Measuring OpenEBS Local Volume Performance Overhead in Kubernetes

OpenEBS Local Volume Performance Overhead Kubernetes

OpenEBS Local Volume Performance Overhead Kubernetes

I wrote about the usage of OpenEBS to manage local storage in Kubernetes in my previous posts:

Deploying Percona Kubernetes Operators with OpenEBS Local Storage

OpenEBS for the Management of Kubernetes Storage Volumes

The primary reason to use the local storage is performance and the logical question is then: How big is the performance overhead if we use OpenEBS to manage the local storage?

To look into this I will use sysbench fileio test on the NVMe storage Intel® SSD DC P4610.

Direct Storage

The command to prepare data:

sysbench fileio prepare --file-num=25 --file-total-size=100G --file-extra-flags=direct

The command to run test:

sysbench fileio run --threads=32 --file-async-backlog=1024  --file-num=25 --file-total-size=100G --file-io-mode=async --file-test-mode=rndrw --file-extra-flags=direct --time=120 --report-interval=1 --file-fsync-freq=0  --file-fsync-end=off

This means I will use Async IO to perform read-write IO, using O_DIRECT and by default, sysbench is using 16KiB block size.
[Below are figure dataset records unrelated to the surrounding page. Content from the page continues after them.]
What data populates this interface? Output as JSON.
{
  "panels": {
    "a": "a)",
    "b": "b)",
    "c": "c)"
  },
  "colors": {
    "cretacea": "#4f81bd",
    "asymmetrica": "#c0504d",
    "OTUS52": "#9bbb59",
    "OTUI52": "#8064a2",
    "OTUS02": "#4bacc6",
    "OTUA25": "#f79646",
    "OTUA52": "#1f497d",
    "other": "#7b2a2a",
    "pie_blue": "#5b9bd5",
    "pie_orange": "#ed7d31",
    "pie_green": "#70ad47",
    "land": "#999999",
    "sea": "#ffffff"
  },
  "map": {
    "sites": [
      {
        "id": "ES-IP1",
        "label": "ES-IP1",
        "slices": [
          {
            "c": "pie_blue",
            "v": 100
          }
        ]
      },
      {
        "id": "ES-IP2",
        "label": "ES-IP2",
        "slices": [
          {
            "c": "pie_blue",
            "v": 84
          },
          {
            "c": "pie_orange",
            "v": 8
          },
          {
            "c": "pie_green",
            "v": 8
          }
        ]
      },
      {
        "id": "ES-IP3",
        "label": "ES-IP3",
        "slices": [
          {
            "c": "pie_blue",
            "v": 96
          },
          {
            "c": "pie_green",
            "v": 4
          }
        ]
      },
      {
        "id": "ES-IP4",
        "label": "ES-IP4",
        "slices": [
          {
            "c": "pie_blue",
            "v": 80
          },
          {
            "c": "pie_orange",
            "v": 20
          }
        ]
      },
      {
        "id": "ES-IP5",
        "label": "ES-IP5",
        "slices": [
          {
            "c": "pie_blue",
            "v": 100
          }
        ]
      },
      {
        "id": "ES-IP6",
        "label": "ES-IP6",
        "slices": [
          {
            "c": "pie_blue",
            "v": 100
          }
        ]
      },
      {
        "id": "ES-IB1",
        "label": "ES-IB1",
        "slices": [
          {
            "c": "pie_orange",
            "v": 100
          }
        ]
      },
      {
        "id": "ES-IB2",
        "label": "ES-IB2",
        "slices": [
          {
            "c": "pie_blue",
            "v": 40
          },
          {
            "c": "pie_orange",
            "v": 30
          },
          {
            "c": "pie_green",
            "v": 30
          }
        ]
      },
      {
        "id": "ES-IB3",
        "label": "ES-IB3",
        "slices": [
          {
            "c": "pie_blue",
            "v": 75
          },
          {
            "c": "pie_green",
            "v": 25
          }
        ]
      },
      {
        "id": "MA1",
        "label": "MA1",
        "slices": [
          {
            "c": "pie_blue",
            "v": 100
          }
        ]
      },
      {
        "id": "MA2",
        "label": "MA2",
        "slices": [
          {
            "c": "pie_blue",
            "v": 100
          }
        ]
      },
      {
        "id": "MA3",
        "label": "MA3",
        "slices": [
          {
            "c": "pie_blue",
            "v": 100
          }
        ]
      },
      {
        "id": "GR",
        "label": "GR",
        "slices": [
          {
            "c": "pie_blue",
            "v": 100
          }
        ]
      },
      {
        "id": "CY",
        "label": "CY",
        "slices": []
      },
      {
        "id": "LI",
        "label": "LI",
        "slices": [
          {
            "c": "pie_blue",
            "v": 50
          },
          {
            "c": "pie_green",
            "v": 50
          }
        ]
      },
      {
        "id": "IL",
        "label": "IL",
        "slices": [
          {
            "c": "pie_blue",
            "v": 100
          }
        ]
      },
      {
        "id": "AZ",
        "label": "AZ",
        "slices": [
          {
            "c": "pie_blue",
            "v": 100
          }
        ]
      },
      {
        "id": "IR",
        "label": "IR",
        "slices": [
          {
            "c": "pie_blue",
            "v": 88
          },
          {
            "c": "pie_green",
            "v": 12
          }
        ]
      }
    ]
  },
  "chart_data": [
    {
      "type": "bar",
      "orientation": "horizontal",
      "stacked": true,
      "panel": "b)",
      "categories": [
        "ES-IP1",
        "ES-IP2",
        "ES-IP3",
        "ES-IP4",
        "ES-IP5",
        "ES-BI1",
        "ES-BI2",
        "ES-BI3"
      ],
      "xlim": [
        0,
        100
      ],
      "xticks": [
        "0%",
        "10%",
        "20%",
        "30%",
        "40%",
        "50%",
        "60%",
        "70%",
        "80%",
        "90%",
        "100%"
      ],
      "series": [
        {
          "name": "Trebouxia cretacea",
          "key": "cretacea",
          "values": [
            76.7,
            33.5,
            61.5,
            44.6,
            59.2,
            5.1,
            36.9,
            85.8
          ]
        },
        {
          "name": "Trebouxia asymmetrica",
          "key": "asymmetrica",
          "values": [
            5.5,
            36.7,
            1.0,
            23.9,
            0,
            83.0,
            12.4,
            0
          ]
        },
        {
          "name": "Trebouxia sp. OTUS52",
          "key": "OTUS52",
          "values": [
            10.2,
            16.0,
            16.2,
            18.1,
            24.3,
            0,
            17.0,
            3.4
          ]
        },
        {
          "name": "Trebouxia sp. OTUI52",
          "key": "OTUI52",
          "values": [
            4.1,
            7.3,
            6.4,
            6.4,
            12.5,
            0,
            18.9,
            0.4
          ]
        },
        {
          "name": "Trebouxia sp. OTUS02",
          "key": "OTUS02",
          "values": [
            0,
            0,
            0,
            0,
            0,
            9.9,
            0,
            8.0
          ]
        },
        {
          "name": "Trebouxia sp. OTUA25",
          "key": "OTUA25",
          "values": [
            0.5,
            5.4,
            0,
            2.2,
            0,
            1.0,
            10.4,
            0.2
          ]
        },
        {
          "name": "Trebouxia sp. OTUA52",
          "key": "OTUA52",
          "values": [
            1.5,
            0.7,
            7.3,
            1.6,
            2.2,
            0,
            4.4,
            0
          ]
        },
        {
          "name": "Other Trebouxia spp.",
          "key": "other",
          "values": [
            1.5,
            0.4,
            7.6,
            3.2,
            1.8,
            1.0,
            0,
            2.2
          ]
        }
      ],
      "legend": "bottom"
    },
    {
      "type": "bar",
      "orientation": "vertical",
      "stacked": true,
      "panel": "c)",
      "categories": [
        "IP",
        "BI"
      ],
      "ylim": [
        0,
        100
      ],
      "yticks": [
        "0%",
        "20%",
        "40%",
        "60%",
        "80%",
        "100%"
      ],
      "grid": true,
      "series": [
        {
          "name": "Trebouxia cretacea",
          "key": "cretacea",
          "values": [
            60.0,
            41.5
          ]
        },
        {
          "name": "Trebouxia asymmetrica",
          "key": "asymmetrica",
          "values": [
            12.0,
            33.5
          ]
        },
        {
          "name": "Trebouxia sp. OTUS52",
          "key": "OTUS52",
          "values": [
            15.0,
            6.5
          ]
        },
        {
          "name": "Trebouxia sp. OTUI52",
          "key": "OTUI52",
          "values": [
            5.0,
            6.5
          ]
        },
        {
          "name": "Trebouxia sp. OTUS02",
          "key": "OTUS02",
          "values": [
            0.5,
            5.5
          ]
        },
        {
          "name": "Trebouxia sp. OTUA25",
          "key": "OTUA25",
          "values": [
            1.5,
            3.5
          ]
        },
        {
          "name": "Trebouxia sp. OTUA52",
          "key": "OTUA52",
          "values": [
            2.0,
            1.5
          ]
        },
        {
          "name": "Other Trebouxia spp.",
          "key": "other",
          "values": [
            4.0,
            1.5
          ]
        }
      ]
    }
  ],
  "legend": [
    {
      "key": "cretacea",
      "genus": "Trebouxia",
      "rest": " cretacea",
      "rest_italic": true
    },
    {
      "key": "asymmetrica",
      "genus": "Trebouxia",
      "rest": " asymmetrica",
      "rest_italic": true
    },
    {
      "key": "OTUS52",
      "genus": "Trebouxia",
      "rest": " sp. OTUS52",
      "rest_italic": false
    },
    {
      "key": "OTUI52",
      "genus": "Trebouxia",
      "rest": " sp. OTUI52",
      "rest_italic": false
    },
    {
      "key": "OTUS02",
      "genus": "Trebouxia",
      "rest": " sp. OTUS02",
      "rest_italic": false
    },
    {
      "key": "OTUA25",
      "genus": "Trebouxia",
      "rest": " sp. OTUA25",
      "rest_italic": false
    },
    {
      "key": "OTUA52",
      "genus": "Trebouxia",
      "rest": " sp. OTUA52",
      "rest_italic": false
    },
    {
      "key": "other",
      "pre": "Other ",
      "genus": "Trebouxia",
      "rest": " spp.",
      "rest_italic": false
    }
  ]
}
The result on the direct storage (without Kubernetes):

Throughput:
        read, MiB/s:                    1691.30
        written, MiB/s:                 1129.30

OpenEBS local-pv

Now, let’s run this on the volume managed by OpenEBS local-pv (hostpath). For this, we need to do some prep work.

In the first step, I prepared a sysbench docker image which we can use to start a pod in Kubernetes and it will include sysbench and sysbench-tpcc benchmarks

In the second step, I define a volume:

cat pvc.yaml 
kind: PersistentVolumeClaim
apiVersion: v1
metadata:
  name: local-hostpath-pvc2
spec:
  storageClassName: local-hostpath
  accessModes:
    - ReadWriteOnce
  resources:
    requests:
      storage: 203G

And define a pod to start an image with sysbench:

cat startpod.yaml 
apiVersion: v1
kind: Pod
metadata:
  name: sysbench-demo
spec:
  volumes:
  - name: local-storage
    persistentVolumeClaim:
      claimName: local-hostpath-pvc2
  containers:
  - name: sysbench
    image: vadimtk/ubu-mysql-sysbench:latest
    command: ["/bin/sh"]
    args: ["-c", "while true; do echo hello; sleep 10;done"]
    volumeMounts:
    - mountPath: /mnt/store
      name: local-storage
  restartPolicy: OnFailure

When the pod is running, we can shell into it as:

kubectl exec -it sysbench-demo -- bash

And execute the same commands as previously in  /mnt/store path. The results in this case:

Throughput:
        read, MiB/s:                    1700.06
        written, MiB/s:                 1134.10

As we can see, there is no measurable difference from the previous result, so, to be clear, there is no performance difference when using OpenEBS local-pv versus direct local storage.

OpenEBS zfs-localpv

Now let’s test OpenEBS zfs-localpv. ZFS adds extra features, but it comes with a performance overhead and I would like to measure it also. The full documentation on how to install and enable ZFS in your Kubernetes is here:

https://github.com/openebs/zfs-localpv

And I will just show the StorageClass I am using ( I am using 16k recordsize to match sysbench and InnoDB IO):

cat zfs-storageclass.yaml 
apiVersion: storage.k8s.io/v1
kind: StorageClass
metadata:
  name: openebs-zfspv
parameters:
  recordsize: "16k"
  compression: "off"
  dedup: "off"
  fstype: "zfs"
  poolname: "zfspv-pool"
provisioner: zfs.csi.openebs.io

And then running a similar experiment as previously described, I get the following results:

Throughput:
        read, MiB/s:                    1149.17
        written, MiB/s:                 767.14

And to summarize all results in the single table:

 

Throughput, MiB/sec Ratio to direct
Direct read 1691.30
Localpv read 1700.06 1
Zfs-localpv read 1149.17 0.67
Direct write 1129.30
Localpv write 1134.10 1
Zfs-localpv write 767.14 0.66

 

Conclusions

I want to state that there is no performance penalty on IO when using OpenEBS localpv volume manager. ZFS-localpv is a different story, and ZFS comes with additional features, but it comes with the cost of about 33% of the performance hit I observe in my results.